Work wise, I'm slowing down a bit and counting the days even hours to go home. I'm not tired or sick of my work, it's just that everyday for the past 17 days have been a total routine. And I'm itching to break away from it. It's causing me to slow down.
This is a good thing, I know now how much of the offshore life I can bear. And coming to the third week is, I suppose, where I draw the line. Leave me here for some more time, I'll go insane. Okay, exaggeration there, but I do feel so left out with everything. It's like being in jail but not really. I suppose you wouldn't understand unless you have lived, worked and played here. It's more like living in a hostel, but instead of studying, you work. And the place you work, you play, you sleep and rest, is all in a big building complex. Yeah, I suppose that's the way to imagine it to be.
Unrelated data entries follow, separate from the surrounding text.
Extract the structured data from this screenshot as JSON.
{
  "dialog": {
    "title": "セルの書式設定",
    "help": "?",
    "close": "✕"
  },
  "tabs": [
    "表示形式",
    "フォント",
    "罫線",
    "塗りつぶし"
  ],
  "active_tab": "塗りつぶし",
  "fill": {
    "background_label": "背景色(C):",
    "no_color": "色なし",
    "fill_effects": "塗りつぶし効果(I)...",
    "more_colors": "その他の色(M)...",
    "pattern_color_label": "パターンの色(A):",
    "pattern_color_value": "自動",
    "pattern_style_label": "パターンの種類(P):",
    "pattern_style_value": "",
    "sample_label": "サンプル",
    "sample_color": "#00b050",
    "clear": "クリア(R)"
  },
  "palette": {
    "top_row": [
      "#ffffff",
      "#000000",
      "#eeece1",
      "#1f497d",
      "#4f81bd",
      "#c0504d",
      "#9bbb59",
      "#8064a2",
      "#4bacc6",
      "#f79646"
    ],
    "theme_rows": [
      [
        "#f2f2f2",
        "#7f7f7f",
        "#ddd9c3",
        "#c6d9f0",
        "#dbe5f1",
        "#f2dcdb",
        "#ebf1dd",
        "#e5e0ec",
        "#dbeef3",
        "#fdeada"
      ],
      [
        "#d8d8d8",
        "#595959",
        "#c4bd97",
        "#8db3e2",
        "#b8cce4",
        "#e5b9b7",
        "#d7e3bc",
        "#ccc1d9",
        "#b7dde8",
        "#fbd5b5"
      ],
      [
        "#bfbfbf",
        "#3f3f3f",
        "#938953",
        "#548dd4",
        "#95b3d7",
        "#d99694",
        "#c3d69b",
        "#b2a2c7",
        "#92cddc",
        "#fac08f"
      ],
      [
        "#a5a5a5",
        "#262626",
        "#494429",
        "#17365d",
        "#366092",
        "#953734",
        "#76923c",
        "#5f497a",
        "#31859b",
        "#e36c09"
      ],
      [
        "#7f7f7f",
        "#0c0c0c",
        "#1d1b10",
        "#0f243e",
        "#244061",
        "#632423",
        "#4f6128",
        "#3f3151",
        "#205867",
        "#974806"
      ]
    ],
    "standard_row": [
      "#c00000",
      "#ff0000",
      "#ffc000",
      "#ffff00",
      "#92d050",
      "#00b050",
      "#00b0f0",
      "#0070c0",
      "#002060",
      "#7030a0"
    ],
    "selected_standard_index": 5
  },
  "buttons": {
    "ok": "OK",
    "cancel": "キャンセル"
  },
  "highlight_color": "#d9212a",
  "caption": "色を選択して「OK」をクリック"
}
Work is good. If I am running a business, it's all good. But it is not that I am whining or anything, (which what I am about to do), it's just that my team's morale is a little down. HSE (that's an acronym for Health, Safety and Environment) in this facility is very very (seriously, very, very) strict. And I know that not everyone follows them by the book, there will always be shortcuts and of course, safety for all is important. At all times. But my team feels they're being bullied. They get PAKAT (it's a stop action card. Say if what we're doing here is a football game, it's the yellow card or the red card) almost everyday. My guys are working their ass off and they're working as safely as they can. But PAKATs everyday?... They're starting to feel like, they're being picked on or bullied.
If someone asks me what is the price of a team's morale. It's $20. Best intervention or PAKATs are given vouchers of $20, and most of the interventions or PAKATs are penalised on my teams. And there are some people here, doing their best to PAKAT others to 'earn' money!
And what is not fair, in their (i.e. my team's) consideration is that, these PAKATs can be quite partial and biased. Why would I say that? Because there's always to side in every story. My guys including myself won't say anything much towards that, because we know who we are, we are here to make a living and to keep their mouth shut most of the time. As visitors in this place or facility, there are times, we have to nod to whatever is thrown to us. It's a complex issue, I must admit.
But most important of all and to remember is that, there are no wrong or right answers here, there's no blame, there's no finger pointing. But my teams is disheartened with these PAKATs (stop cards). They are trying their best to perform and do their best, trying hard to progress and most importantly doing it safely, but they feel like every move they make, is a potential PAKAT for others.
I'm not defending my guys, they're are times when they can get quite careless and sloppy. Making silly mistakes. But there are times, when they feel demoralise because of these stop cards against them. I take this as a challenge for myself. I have to lead them to a safer way, and trying my best to keep their HSE performance up to par. But on my other plate, I'm also tryin to make the team progress as plan. I can't be in two place at one time. There are many times when I feel stuck in the office making up plans after plans for my team, tackling work and logistic problems. And the sad part is, no one understands the nature of my job. Perhaps a few, who would. But it's a challenge. Being here in the first place is already a challenge.
Bit by bit, is what I always repeat back to myself. Improve myself bit by bit. So anyway, there's two days left here offshore. And the days just go by very very very slow. I guess, I'm counting on the hours too much.
Okay, I suppose whining (if you can call it that) over. I hope you out there, mostly starting to work again after the long holidays to have a great day, evening or whatever time you're reading this... So until then, take care and ciao!